Performer R. Kelly is suing the promoters of a music festival that took place last month in Canada, claiming they used his name to promote the event before he even signed an agreement and then continued to do so after they told him they didn’t plan to honor the $200,000 deal.
Kelly filed suit today in Chicago’s federal court, alleging breach of contract, unfair competition and false endorsement and violations of the Illinois Right of Publicity Act over an agreement he allegedly signed to perform during the July 4-6 One Love Order at the Border festival in Niagara Falls.
Born Robert S. Kelly, the R&B singer and rapper is no stranger to Chicago’s legal system. After a videotape surfaced in 2002 allegedly depicting Kelly having sex with an underage girl, he was indicted on child pornography charges. A Cook County jury found him not guilty on all charges in 2008.
Since then, the Chicago native well-known for his 1996 hit, “I Believe I Can Fly,” has continued performing. Just last week, shortly after he was dropped as a headliner at Ohio’s Fashion Meets Music Festival, a decision supposedly based on protests over his past, Kelly made a surprise appearance at Lollapalooza, where he joined Chance the Rapper on stage.
According to the suit Kelly filed today, the defendants – a group of promoters, a ticket seller, a radio station and a Canadian government agency – solicited him to perform at the festival.
Kelly claims that after about four weeks of negotiations, he reached an oral agreement with the promoters on or about June 19, when they agreed to pay him $200,000 for an hour-long performance and a 30-minute meet and greet to take place July 5 or 6.
Through New York-based promoter, The KB Group, the defendants sent Kelly an offer on June 20 that put the deal they reached the day before into written terms, the suit says. Canadian promoter Visual Rhodes Inc. then allegedly wired $99,000 to Art Dukes, a New York promoter, to give to Kelly once he accepted the offer.
Kelly contends he accepted the offer, through an authorized agent, at 10:46 a.m. on June 23 “with a long form agreement addressing additional customary terms and riders.”
Despite his acceptance of the offer, Kelly asserts that later that same day, Visual Rhodes informed him “that it and the other Defendants did not intend to honor their agreement … and requested that the funds held by Art Duke be returned to” it.
Kelly says that even though he and the promoters “had not reached an agreement as to material terms of the engagement until on or about June 19, 2014,” the defendants had already advertised he would be performing.
His suit alleges the defendants posted advertisements on Facebook on June 9, saying Kelly was a headlining performer and directing consumers to a website to buy tickets. They also allegedly posted tweets on June 18 and 19 about Kelly performing at the festival.
Kelly further asserts the defendants issued a press release about his alleged performance that directed consumers to the festival’s website and placed an advertisement about it with the Niagara Falls Tourism website, both before his alleged acceptance of the offer.
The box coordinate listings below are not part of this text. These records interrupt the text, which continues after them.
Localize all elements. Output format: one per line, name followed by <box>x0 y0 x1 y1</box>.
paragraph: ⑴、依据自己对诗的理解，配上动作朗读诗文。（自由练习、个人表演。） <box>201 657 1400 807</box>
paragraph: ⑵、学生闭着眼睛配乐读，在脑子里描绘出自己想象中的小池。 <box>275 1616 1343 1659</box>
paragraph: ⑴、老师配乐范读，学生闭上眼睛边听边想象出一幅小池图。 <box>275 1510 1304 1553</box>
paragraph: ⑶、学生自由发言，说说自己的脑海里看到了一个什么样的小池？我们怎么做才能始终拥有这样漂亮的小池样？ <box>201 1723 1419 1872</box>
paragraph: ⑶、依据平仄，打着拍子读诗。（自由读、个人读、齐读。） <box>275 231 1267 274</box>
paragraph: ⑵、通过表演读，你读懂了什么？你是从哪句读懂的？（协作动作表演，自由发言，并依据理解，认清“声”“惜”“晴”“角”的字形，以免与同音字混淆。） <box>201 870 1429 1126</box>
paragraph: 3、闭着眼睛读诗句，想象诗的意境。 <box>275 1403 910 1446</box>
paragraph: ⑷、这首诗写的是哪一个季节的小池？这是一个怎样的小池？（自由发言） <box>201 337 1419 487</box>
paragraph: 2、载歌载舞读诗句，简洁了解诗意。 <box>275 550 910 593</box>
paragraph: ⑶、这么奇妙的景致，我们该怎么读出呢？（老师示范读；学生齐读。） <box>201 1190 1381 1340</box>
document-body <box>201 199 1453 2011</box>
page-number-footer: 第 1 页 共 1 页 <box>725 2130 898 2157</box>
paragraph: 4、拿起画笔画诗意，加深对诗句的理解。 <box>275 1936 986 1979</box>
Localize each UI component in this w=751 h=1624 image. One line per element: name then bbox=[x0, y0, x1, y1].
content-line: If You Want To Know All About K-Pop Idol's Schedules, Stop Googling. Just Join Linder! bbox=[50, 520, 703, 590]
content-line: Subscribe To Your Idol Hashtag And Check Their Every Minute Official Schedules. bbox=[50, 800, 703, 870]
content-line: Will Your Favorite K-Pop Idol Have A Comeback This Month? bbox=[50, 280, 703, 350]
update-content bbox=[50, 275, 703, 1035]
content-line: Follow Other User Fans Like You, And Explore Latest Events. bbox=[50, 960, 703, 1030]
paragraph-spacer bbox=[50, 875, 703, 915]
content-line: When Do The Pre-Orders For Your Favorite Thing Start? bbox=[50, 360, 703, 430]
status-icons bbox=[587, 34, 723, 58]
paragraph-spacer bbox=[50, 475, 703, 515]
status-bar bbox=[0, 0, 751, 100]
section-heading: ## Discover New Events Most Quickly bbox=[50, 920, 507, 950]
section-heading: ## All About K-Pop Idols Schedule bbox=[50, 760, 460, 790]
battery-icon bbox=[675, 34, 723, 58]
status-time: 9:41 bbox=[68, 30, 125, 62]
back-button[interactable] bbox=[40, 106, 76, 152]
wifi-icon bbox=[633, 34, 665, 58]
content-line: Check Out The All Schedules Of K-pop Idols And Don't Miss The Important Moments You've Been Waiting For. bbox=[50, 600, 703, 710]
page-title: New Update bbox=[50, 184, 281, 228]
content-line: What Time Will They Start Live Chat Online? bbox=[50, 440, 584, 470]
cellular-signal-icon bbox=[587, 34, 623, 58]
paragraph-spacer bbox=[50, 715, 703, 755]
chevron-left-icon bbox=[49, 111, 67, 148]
On July 2, two days before the festival was set to start, the performer’s suit says the defendants continued to use his name and likeness in promoting the event.
As of today, the website for the festival, which has already taken place, did not list him as a performer, but a Google search for “R. Kelly” and “One Love Order at the Border” produced results to a few websites and blogs that showed him as a headlining performer.
In his breach of contract claim, Kelly alleges the “Defendants had a duty to perform its obligations under the Performance Agreement consistent with its duty of good faith and fair dealing and Defendants breached the same by unilaterally refusing to honor the same while continuing to use the goodwill and commercial value of Plaintiff Kelly to advertise the Concert and entice consumers to purchase tickets.”
As a result of the alleged breach of contract, the performer claims he “has suffered harm and is threatened with additional harm.”
Not only did he lose out on his $200,000 performance fee, but Kelly alleges he “forewent other performance opportunities” and “incurred expenses in preparing to be present” for the festival. His suit states he tried to book a replacement performance to no avail, given the late notice and holiday weekend.
“[M]oreover his reputation has been damaged in that his fans are now expecting him to perform and have undoubtedly purchased tickets to see him perform only to be disappointed to find out that he will not be performing, through no fault of his own,” his suit says.
Kelly’s suit is seeking $200,000 in damages on his breach of contract claim; compensatory damages for his alleged expenses in preparing to perform at the festival, as well as damage to his reputation; actual and punitive damages; and attorney’s fees and costs.
Represented by Chicago attorney Heather L. Blaise, Kelly also wants “all gains, profits and advantages derived by the defendants as a result of their unfair trade practices; unfair competition; and false endorsement” and “their infringement of Plaintiff’s tradename and name and likeness.”
His suit names the following as defendants: Kirk Burrowes, The KB Group, Unison Entertainment Enterprises, RMG Real Music Group Inc., Thomas Tripodi, Ticketbreak.com, Maple Core Ltd., G98.7 FM (CKFG), Julz Media, Julius Ossum, Art Dukes, Visual Rhodes Inc. and Niagara Parks Commission Administration.